Opec and its allies have reached an agreement to raise oil production at a time of soaring prices, after compromising over how the output targets of some of its largest members are calculated.
Members of the Opec+ group including the UAE, Saudi Arabia, Russia, Iraq and Kuwait will all be awarded higher production baselines — the level from which output deals are calculated — in a victory for Abu Dhabi that had threatened to scupper a deal early this month.
The result of the long-delayed meeting should mean higher oil production from members in the months ahead, as oil prices have soared to the highest level in three years, threatening to drag on the economic recovery during the bounce back from the Covid-19 pandemic.
Initially Opec+ will pump an extra 400,000 barrels a day each month from August, ramping up output by around 2m barrels a day in total by year end.
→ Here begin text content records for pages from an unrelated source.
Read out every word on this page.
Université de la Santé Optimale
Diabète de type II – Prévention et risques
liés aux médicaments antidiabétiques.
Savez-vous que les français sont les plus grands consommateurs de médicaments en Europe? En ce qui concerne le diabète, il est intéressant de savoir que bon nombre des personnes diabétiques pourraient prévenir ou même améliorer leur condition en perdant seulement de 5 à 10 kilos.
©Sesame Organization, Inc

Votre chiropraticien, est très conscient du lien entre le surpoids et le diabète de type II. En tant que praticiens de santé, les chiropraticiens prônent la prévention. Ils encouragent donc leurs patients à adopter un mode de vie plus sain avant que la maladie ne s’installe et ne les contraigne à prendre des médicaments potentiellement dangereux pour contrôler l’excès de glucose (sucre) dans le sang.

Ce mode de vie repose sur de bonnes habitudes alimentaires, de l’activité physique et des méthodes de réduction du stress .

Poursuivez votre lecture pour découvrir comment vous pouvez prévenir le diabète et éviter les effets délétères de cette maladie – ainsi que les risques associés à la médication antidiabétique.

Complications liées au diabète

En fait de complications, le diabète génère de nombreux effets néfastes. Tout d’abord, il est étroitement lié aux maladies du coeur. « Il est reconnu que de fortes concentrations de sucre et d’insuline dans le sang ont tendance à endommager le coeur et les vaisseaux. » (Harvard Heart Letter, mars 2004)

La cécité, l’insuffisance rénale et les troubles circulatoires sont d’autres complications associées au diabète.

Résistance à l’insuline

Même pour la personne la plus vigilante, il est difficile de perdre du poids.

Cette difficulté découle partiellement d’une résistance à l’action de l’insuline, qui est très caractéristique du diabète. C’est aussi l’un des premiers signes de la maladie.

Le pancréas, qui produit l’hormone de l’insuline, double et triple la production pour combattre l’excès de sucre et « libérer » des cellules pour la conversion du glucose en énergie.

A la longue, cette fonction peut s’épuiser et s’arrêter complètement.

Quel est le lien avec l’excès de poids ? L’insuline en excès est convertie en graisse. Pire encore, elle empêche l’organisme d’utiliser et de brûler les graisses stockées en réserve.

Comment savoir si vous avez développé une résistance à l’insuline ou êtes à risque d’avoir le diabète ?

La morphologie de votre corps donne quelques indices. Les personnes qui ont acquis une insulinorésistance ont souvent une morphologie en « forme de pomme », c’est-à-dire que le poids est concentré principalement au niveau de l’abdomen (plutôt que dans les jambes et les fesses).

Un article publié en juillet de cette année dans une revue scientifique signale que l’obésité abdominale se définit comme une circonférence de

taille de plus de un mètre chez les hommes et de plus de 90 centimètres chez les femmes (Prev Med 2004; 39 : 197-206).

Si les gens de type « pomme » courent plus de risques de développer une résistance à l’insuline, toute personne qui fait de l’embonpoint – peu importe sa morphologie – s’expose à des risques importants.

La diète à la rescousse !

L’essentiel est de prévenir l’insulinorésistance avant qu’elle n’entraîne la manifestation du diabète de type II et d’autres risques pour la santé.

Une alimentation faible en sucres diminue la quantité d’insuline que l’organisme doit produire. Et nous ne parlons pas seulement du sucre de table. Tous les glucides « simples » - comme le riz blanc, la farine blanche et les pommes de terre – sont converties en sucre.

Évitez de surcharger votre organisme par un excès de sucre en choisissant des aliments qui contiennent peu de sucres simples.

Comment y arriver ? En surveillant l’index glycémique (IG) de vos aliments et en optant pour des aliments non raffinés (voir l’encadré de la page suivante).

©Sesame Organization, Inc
Those monthly production increases will continue next year, with Opec+ saying it has extended the deal until December 2022 from April 2022.
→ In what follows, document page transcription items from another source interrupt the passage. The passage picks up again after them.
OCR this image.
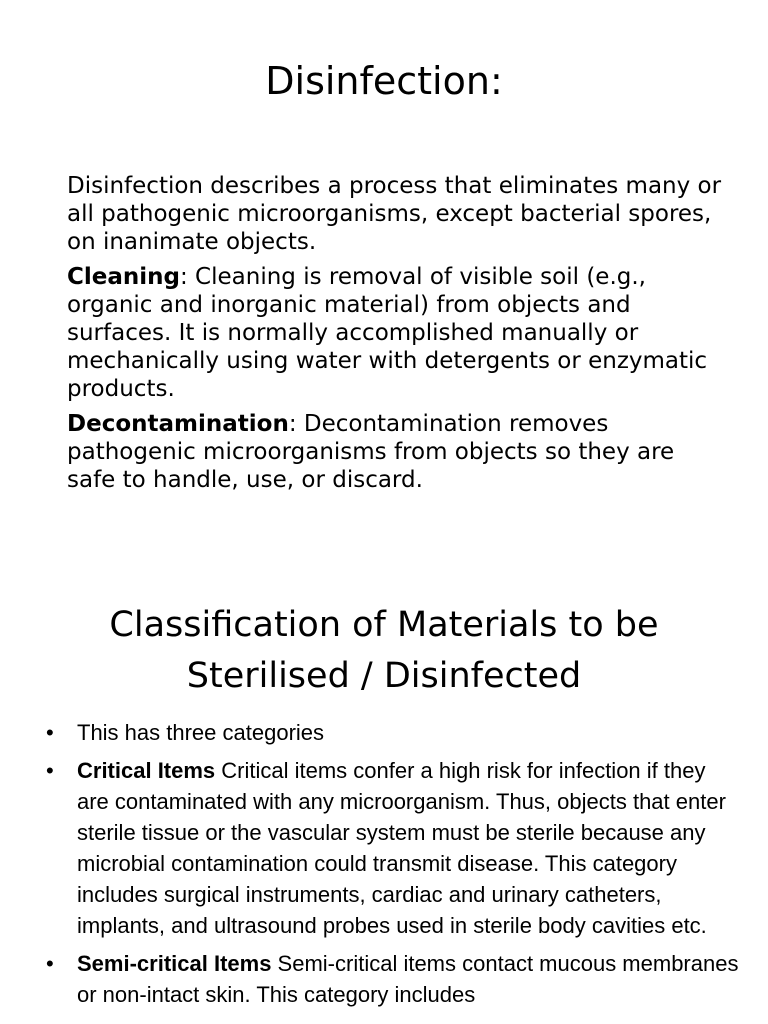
Disinfection:

Disinfection describes a process that eliminates many or all pathogenic microorganisms, except bacterial spores, on inanimate objects.

Cleaning: Cleaning is removal of visible soil (e.g., organic and inorganic material) from objects and surfaces. It is normally accomplished manually or mechanically using water with detergents or enzymatic products.

Decontamination: Decontamination removes pathogenic microorganisms from objects so they are safe to handle, use, or discard.

Classification of Materials to be
Sterilised / Disinfected
• This has three categories
• Critical Items Critical items confer a high risk for infection if they are contaminated with any microorganism. Thus, objects that enter sterile tissue or the vascular system must be sterile because any microbial contamination could transmit disease. This category includes surgical instruments, cardiac and urinary catheters, implants, and ultrasound probes used in sterile body cavities etc.
• Semi-critical Items Semi-critical items contact mucous membranes or non-intact skin. This category includes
“The meeting noted the ongoing strengthening of market fundamentals, with oil demand showing clear signs of improvement,” Opec+ said in a statement.
Under the agreement, the UAE’s production baseline, which it has complained failed to reflect its rising production capacity, will go up to 3.5m b/d from around 3.2m b/d currently, according to people familiar with the talks.
Saudi Arabia and Russia will both see their baselines rise to 11.5m b/d (from 11m b/d today) while Iraq and Kuwait both had their baselines raised by 150,000 b/d to 4.8m b/d and Kuwait’s 3m b/d respectively.
The oil producers group slashed production by almost 10m b/d at the height of the demand-sapping lockdowns and travel bans in April 2020, but has been adding production slowly back as economies reopen.
Around 5.8m b/d of output remains off the market, but that level is expected to be largely returned by the end of 2022.
Brent crude, the international oil benchmark, has soared to a three-year high above $75 a barrel as demand has recovered, with traders warning that the market is tightening rapidly.
Questions remain over whether the amount of volume restored by Opec+ will be enough to significantly dampen prices in the coming months, as demand is expected to continue to rise.
The UAE’s complaints over baselines had thwarted a deal earlier this month and revealed a faultline between Abu Dhabi and Riyadh, with Saudi Arabia traditionally the most powerful member of the core Opec group.
Talks this week with Saudi Arabia laid the groundwork for the compromise.
The decision to increase other large member’s production baselines appears calculated to avoid a split in the wider group, though it is unlikely to lead to higher production targets until next year, when the original deal expires in April 2022. The existing baseline will remain in place until that time, Opec+ said.
The next Opec+ meeting will be held on September 1.